Jun 30, 2011 at 2:16 PM

Hi.

Are there any plans for adding a solver for the generalized eigenvalue problem?

Coordinator
Jul 1, 2011 at 9:39 AM

By the generalized eigenvalue problem, I assume you mean A x = \lambda B x, where A and B are both N X N matrices.

If B is invertible, this is equivilent to (B^{-1} A) x = \lambda x, i.e. to the normal eigenvalue problem on (B^{-1} A). When B is not too close to singular, this approach is fine, and only slightly slower than the so-called QZ algorithm for the direct solution of the generalized eigenvalue problem.

Do you have a real, practical problem where the (B^{-1} A) approach doesn't work?
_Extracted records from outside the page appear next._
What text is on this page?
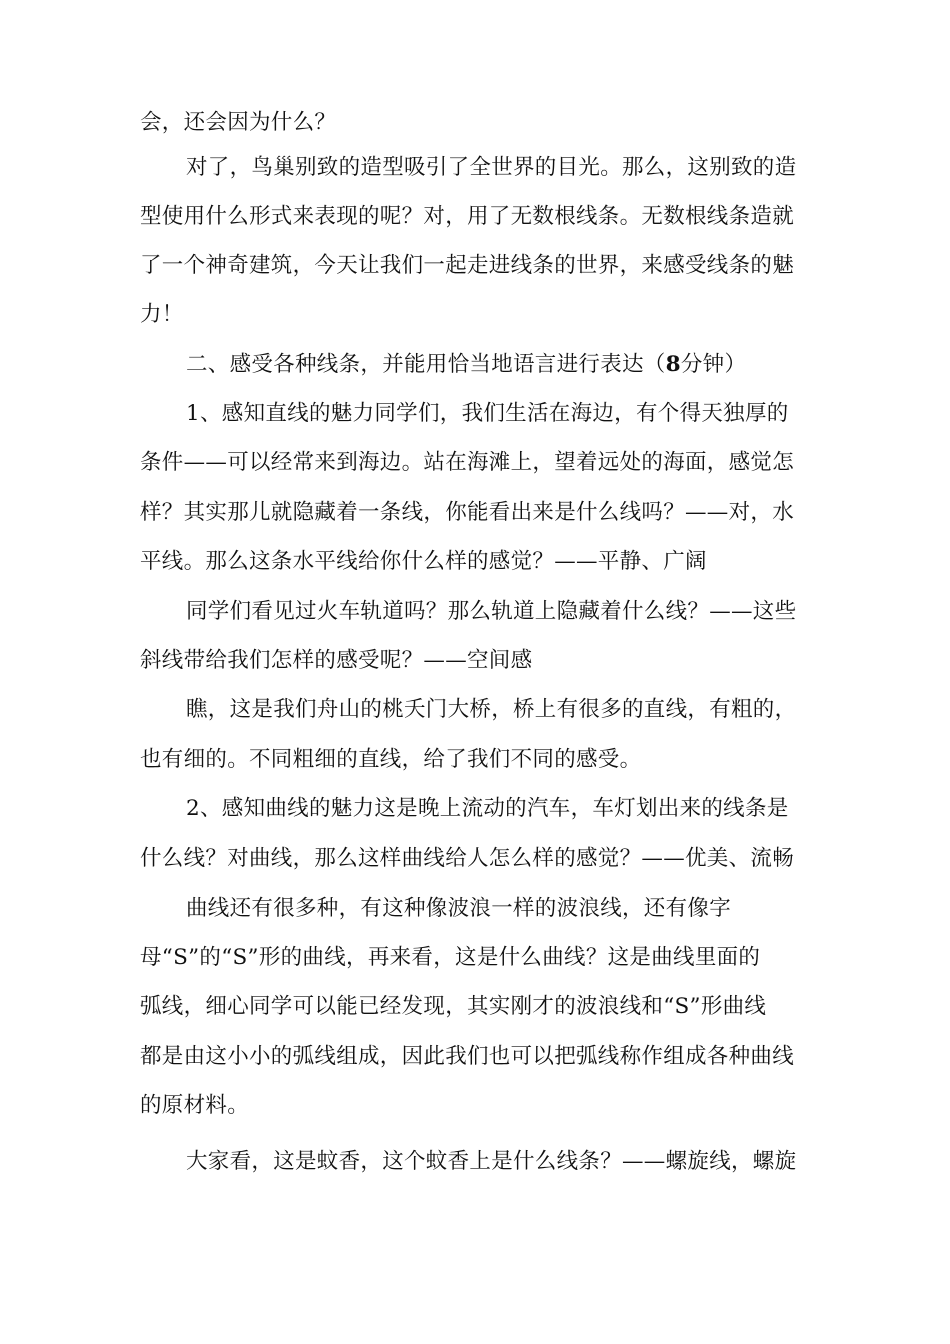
会，还会因为什么？
对了，鸟巢别致的造型吸引了全世界的目光。那么，这别致的造
型使用什么形式来表现的呢？对，用了无数根线条。无数根线条造就
了一个神奇建筑，今天让我们一起走进线条的世界，来感受线条的魅
力！
二、感受各种线条，并能用恰当地语言进行表达（8分钟）
1、感知直线的魅力同学们，我们生活在海边，有个得天独厚的
条件——可以经常来到海边。站在海滩上，望着远处的海面，感觉怎
样？其实那儿就隐藏着一条线，你能看出来是什么线吗？——对，水
平线。那么这条水平线给你什么样的感觉？——平静、广阔
同学们看见过火车轨道吗？那么轨道上隐藏着什么线？——这些
斜线带给我们怎样的感受呢？——空间感
瞧，这是我们舟山的桃夭门大桥，桥上有很多的直线，有粗的，
也有细的。不同粗细的直线，给了我们不同的感受。
2、感知曲线的魅力这是晚上流动的汽车，车灯划出来的线条是
什么线？对曲线，那么这样曲线给人怎么样的感觉？——优美、流畅
曲线还有很多种，有这种像波浪一样的波浪线，还有像字
母“S”的“S”形的曲线，再来看，这是什么曲线？这是曲线里面的
弧线，细心同学可以能已经发现，其实刚才的波浪线和“S”形曲线
都是由这小小的弧线组成，因此我们也可以把弧线称作组成各种曲线
的原材料。
大家看，这是蚊香，这个蚊香上是什么线条？——螺旋线，螺旋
In practice, I haven't encountered one, so I'd be interested in seeing your example and learning how it arises. Feel free to file a bug and put that information in it, if an implementation of the QZ algorithm would be of practical value to you.

Jul 1, 2011 at 11:38 AM

Look for the paper "Direct least squares fitting of ellipses". It works very well given a generalized eigenvalue solver and the matrix B (called C in the paper ;-)) is singular. Right now I use Accord.NET's solver but I would like to minimize the number of libraries I depend on.

Jul 4, 2011 at 12:26 PM

Actually I found an improvement over the cited paper here:

http://www.mendeley.com/research/numerically-stable-direct-least-squares-fitting-of-ellipses/

And it seems there is no need to solve a generalized eigenvalue problem.